San Diego Police Chief Bill Kolender admitted Friday that he and other high-ranking department officials used a uniformed police officer during working hours in 1980 and 1981 to run personal errands, including taking Kolender's children to the dentist and doctor.
The admission came as City Manager John Lockwood, after meeting with Mayor Maureen O'Connor, said he would investigate possible improprieties committed by Kolender and his top assistants.
The charges against Kolender were contained in a voluminous complaint filed Thursday by attorney Patrick J. Thistle with the city's Civil Service Commission. Hoping to show that the Police Department harasses officers who pursue disability claims, Thistle included a 58-page diary kept by Officer Jeanne Taylor, who was transferred to Kolender's office for "light duty" after sustaining a work-related accident. Taylor retired earlier this year on a disability pension.
In uniform and armed, Taylor was assigned to Kolender's office, theoretically to guard against hostile visitors and to answer telephone calls. But the complaint alleges that she felt degraded because she was used as a go-fer by Kolender and his assistant chiefs.
Taylor's diary alleges that she was used to pick up people from the airport, transport lunches to the police firing range, get prescriptions and mail a tax return. She picked up birthday cards, sports equipment, popcorn, coffee cups and laundry.
At Kolender's bidding, the former officer wrote, she drove his wife, Lois, to a date; picked up the chief's Halloween costume from Grossmont Center; delivered wedding and bar mitzvah gifts to Kolender family friends; picked up Chargers' tickets for friends; went Christmas shopping for Kolender; dropped off Kolender's electric shaver for repairs; used a Police Department van to pick up a painting of Kolender, and routinely deposited the chief's paychecks at the former California Heritage Bank on 5th Avenue.
In her entry for Jan. 23, 1981, Taylor wrote that she went to the firing range for Kolender to pick up a package of .38-caliber shells for delivery to the chief's "friend John from the Old Ox."
Taylor also records on at least four occasions that she transported Kolender's children to medical appointments. One errand was a three-hour trip to pick up Kolender's son at high school and take him to the dentist to have a tooth pulled.

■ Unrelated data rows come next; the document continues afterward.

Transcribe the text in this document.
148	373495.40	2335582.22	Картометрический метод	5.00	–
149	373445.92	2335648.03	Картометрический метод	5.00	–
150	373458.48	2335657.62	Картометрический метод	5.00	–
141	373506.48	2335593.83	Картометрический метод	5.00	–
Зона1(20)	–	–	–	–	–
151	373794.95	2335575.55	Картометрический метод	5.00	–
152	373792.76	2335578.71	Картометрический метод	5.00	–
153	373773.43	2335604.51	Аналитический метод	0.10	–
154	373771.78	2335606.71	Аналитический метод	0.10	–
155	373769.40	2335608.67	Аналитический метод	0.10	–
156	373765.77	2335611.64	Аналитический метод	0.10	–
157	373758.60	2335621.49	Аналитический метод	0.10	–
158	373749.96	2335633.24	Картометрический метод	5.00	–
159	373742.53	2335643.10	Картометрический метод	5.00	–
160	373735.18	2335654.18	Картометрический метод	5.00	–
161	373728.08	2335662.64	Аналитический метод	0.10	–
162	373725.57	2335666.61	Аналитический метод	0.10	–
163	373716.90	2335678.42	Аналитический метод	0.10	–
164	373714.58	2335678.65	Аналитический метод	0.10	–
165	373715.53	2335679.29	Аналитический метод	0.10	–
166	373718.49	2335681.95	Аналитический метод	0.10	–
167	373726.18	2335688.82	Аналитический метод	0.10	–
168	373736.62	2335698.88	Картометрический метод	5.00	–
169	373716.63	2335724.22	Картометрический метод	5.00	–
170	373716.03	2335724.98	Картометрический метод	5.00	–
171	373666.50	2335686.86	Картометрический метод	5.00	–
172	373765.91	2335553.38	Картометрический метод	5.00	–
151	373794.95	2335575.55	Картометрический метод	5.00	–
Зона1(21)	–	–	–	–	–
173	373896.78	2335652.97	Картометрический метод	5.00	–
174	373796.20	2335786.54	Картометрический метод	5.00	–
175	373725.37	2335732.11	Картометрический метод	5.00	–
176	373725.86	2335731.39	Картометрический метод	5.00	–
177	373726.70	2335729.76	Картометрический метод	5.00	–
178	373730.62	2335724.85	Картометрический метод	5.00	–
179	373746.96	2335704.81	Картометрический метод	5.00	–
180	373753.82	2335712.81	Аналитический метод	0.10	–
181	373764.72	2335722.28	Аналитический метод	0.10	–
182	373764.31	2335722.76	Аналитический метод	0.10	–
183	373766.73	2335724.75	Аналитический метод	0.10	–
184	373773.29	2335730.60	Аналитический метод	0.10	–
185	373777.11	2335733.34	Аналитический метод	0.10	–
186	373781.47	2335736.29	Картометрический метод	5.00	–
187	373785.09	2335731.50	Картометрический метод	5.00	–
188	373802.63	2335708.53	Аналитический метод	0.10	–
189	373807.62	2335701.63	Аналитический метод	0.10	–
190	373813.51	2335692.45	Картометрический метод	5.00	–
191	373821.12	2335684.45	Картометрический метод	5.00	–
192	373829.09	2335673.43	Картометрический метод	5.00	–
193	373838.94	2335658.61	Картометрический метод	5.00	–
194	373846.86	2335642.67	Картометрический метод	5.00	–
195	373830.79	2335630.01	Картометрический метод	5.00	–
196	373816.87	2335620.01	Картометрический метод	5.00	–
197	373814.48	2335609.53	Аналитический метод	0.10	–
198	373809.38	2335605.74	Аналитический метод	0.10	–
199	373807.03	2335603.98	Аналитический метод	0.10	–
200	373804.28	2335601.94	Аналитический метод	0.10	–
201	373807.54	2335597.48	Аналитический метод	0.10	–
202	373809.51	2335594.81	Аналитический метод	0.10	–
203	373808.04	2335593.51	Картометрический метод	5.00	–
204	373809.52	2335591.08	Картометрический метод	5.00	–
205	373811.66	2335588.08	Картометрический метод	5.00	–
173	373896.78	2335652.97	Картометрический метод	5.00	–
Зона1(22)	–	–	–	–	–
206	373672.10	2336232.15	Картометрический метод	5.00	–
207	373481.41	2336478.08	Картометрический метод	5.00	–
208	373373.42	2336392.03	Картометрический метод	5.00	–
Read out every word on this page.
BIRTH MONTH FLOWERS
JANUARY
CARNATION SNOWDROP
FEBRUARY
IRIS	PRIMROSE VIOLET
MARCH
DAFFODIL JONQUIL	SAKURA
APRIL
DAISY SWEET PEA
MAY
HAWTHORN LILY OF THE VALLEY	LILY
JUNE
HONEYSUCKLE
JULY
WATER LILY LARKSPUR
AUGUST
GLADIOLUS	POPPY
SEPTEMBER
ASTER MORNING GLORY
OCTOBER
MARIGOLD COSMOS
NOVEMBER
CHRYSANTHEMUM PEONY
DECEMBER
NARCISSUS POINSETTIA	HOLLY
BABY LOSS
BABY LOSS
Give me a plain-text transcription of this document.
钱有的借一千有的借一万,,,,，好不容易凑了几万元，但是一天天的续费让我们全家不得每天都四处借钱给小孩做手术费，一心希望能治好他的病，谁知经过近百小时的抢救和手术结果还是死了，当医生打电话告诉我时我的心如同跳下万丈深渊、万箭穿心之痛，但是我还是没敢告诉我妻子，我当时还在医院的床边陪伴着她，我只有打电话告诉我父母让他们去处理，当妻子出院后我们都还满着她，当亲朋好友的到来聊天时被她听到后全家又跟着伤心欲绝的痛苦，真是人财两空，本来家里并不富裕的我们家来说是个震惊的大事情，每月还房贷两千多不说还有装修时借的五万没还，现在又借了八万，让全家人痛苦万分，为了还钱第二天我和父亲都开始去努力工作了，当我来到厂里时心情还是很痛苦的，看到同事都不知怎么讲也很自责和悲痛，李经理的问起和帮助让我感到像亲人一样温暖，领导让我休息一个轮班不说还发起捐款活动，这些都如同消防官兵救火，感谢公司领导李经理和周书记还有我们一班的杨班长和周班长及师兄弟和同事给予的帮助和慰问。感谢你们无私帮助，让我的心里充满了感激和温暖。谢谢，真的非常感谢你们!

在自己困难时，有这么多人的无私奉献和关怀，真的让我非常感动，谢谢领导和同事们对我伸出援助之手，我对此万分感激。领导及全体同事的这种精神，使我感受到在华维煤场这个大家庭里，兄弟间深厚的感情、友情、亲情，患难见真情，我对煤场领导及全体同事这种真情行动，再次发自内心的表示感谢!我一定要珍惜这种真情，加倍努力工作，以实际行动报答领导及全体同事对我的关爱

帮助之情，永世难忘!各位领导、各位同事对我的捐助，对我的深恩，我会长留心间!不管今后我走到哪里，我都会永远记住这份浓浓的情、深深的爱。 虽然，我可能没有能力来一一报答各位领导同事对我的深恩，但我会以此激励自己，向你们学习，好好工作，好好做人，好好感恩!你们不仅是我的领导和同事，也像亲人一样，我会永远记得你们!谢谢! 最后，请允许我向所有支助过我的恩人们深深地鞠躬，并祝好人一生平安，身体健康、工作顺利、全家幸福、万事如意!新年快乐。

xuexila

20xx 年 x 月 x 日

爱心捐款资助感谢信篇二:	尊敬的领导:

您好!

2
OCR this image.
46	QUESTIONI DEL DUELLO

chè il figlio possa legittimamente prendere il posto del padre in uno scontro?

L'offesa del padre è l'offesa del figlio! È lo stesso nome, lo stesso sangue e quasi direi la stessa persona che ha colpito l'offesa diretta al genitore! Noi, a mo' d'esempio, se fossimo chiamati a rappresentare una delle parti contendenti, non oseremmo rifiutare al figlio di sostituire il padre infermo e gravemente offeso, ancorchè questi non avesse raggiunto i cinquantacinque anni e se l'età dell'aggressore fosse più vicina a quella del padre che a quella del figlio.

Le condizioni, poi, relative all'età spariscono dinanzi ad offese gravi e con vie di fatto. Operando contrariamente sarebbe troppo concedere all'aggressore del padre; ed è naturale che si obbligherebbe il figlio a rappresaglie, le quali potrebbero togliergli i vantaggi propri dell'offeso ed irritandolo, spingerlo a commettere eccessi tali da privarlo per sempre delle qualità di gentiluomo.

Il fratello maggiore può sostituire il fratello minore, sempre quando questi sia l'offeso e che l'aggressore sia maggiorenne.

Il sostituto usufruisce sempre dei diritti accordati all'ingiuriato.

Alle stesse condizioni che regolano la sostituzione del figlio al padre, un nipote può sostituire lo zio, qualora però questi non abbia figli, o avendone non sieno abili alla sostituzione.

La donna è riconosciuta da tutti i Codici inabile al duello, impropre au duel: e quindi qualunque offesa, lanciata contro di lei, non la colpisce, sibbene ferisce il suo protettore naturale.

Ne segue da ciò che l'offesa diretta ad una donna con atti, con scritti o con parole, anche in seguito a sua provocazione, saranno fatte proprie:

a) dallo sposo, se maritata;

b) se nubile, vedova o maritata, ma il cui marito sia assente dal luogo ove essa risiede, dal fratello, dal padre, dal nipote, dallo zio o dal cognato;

She also wrote that Kolender warned her not to tell anyone about what kind of assignments she was given.
Lockwood declined Friday to say which of the allegations he considered the most serious.
But a source at City Hall said that among the allegations Lockwood was most concerned with were chauffeuring Kolender's children, supplying bullets to a friend, fetching department film for the personal use of Assistant Chief Bob Burgreen, and the routine depositing of Kolender's paychecks.
In addition to Lockwood's investigation, the Civil Service Commission may begin its own probe of the allegations by Taylor, a commissioner said.
"The commission as a whole has not specifically discussed this matter yet," said David Lewis, the commissioner and a local political consultant. "Certainly, from the preliminary indications that I have received as to what the document contains, I would imagine and I would personally urge the commission to go forward with some kind of investigation.
"From the news accounts that I've seen, it appears that there's been some misuse of classified personnel and that would put it under the purview of the commission. I would imagine that in this case, the Civil Service Commission could investigate and probably turn its findings over to the city manager and some other appropriate authority."
Kolender and Burgreen both admitted Friday that Taylor performed some of their personal errands, characterizing their past requests as "indefensible."
They said that, effective immediately, they will no longer make similar requests of the uniformed officers currently assigned to Kolender's office.
Both men said, however, that several of the allegations by Taylor were either unjustified or untrue.
Kolender said he didn't tell Taylor to pick up a friend and his dog for a ride to a pet hotel, and he couldn't remember asking her to deliver police bullets to another friend. He said he didn't have her pick up the football tickets.
Both men said they considered it proper for Taylor to drive them to the airport on city business, since they would have to pay parking fees out of the city treasury.
They also said they see nothing wrong with sending an officer to hand-deliver important reports or letters to the city manager's office at City Hall, or pick up the chief's wife for a police function.
"Even today, he (an officer) has picked up Lois if I have a function," Kolender said. "I don't think that's wrong."
Kolender admitted, however, that he used Taylor several times to pick up his children for medical appointments during 1980--what he called a "different period of my life."